Старшина становится вдруг сердитым:
— Все-таки тот ваш немец прав был — слишком быстро мы отступаем, слишком легко города сдаем.
— Мы с вами ни одного города не сдали, товарищ старшина, — поправляет Слободкин.
— А Песковичи?
— Спалил их немец.
— Было б все в порядке, так не спалил бы. И мы не ползали б по лесам, как комашки.
— Мы тут все-таки ни при чем.
— Одни ни при чем, другие ни при чем. Кто при чем-то? Просто зло берет, сколько мы отмахали.
— Но мы ведь не виноваты. Так сложилось. Теперь на самолеты сядем — и в бой.
— Все равно душа болит. Болит, понимаешь?..
Старшина хотел еще что-то сказать, но только вздохнул.
Умолк и Слободкин, потом его кто-то окликнул, он ушел. Разговор сам собою кончился.
В этот момент где-то коротко, но отчетливо буркнул орудийный гром и тут же замер. Старшина насторожился:
— Наши или нет?
— Одно из двух, товарищ старшина, — отозвался Кузя, до сих пор мрачно молчавший.
— Вот за что я тебя и люблю, Кузя: муторно на душе, на фронте еще хуже, а ты настроения не теряешь.
— Не теряю, товарищ старшина. Настроение — это как город: потеряешь — вернешь не скоро.

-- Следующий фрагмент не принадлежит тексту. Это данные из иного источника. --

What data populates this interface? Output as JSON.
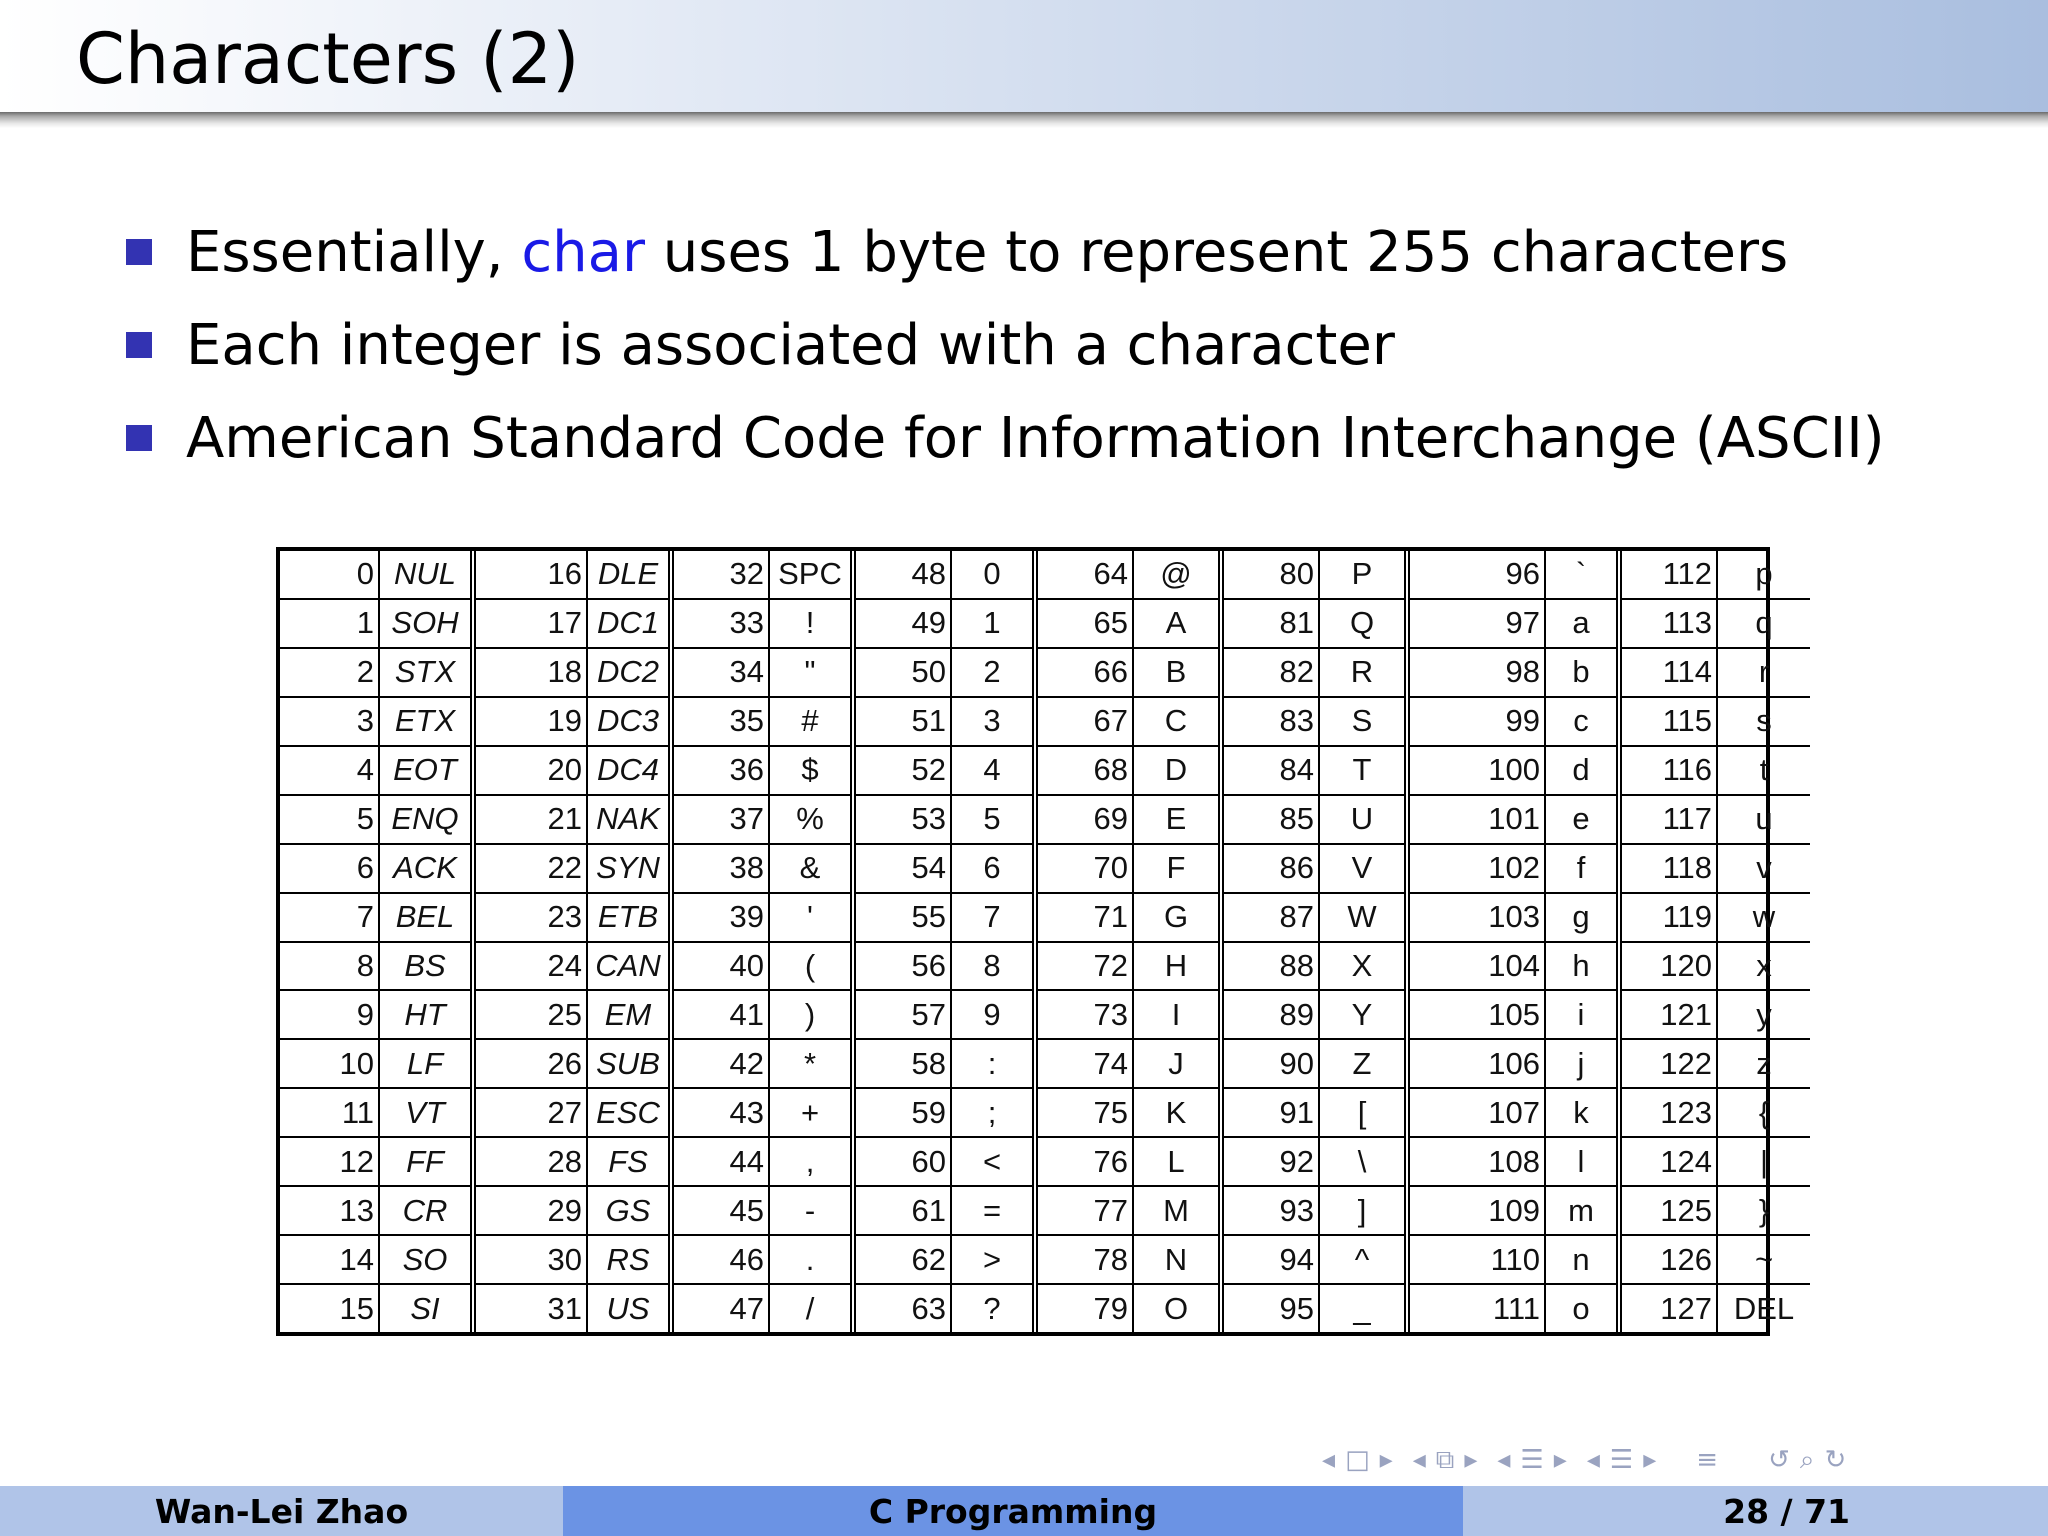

— Я ж говорю, молодец! — улыбнулся Брага, но видно было: нынче он все-таки сам не свой. — Настроение солдата — это на фронте все.
Старшина достал кисет, развязал, протянул Кузе.
— Завернем?
И опять Кузя почувствовал: болит душа у старшины. Болит не только сегодня, и вчера, и позавчера болела, но он обычно не показывает это на людях, а вот сегодня не в силах совладать с собой.
— Товарищ старшина, а у вас что-то случилось?
— Чего там! Одна у нас всех боль, а еще вот…
— А еще?
— Письмо получить бы из дома…
Кузя посмотрел на старшину. Брага такой же, в сущности, человек, как и все в роте. Только некогда ему о себе подумать. Не известно было даже, есть ли у него семья, есть ли дом. Оказывается, дом есть. При этом слове Кузя задумался. Есть или был? Брага ведь с Украины родом, а Украина, как и Белоруссия, уже давно вся в огне. Спросить? Или не надо? Не надо, решает Кузя. Зачем? Если нужно, Брага сам скажет.
Брага ничего больше не сказал. Ни о чем не спросил его Кузя. Они молча курили, думая каждый о своем, только два разных дымка над их головами свертывались в один — голубоватый, летучий, не растворявшийся в воздухе, несмотря на то что его сносило ветром, который не сильно, но настойчиво дул с той стороны, где все слышней начинал ворочаться гром орудий.
— А вот теперь сразу и наши, и чужие, — сказал Кузя, — хорошо слышно.
И действительно, канонада закипала в двух противоположных сторонах. Впечатление создавалось такое, будто десантники находились где-то как раз посредине, между двух огней.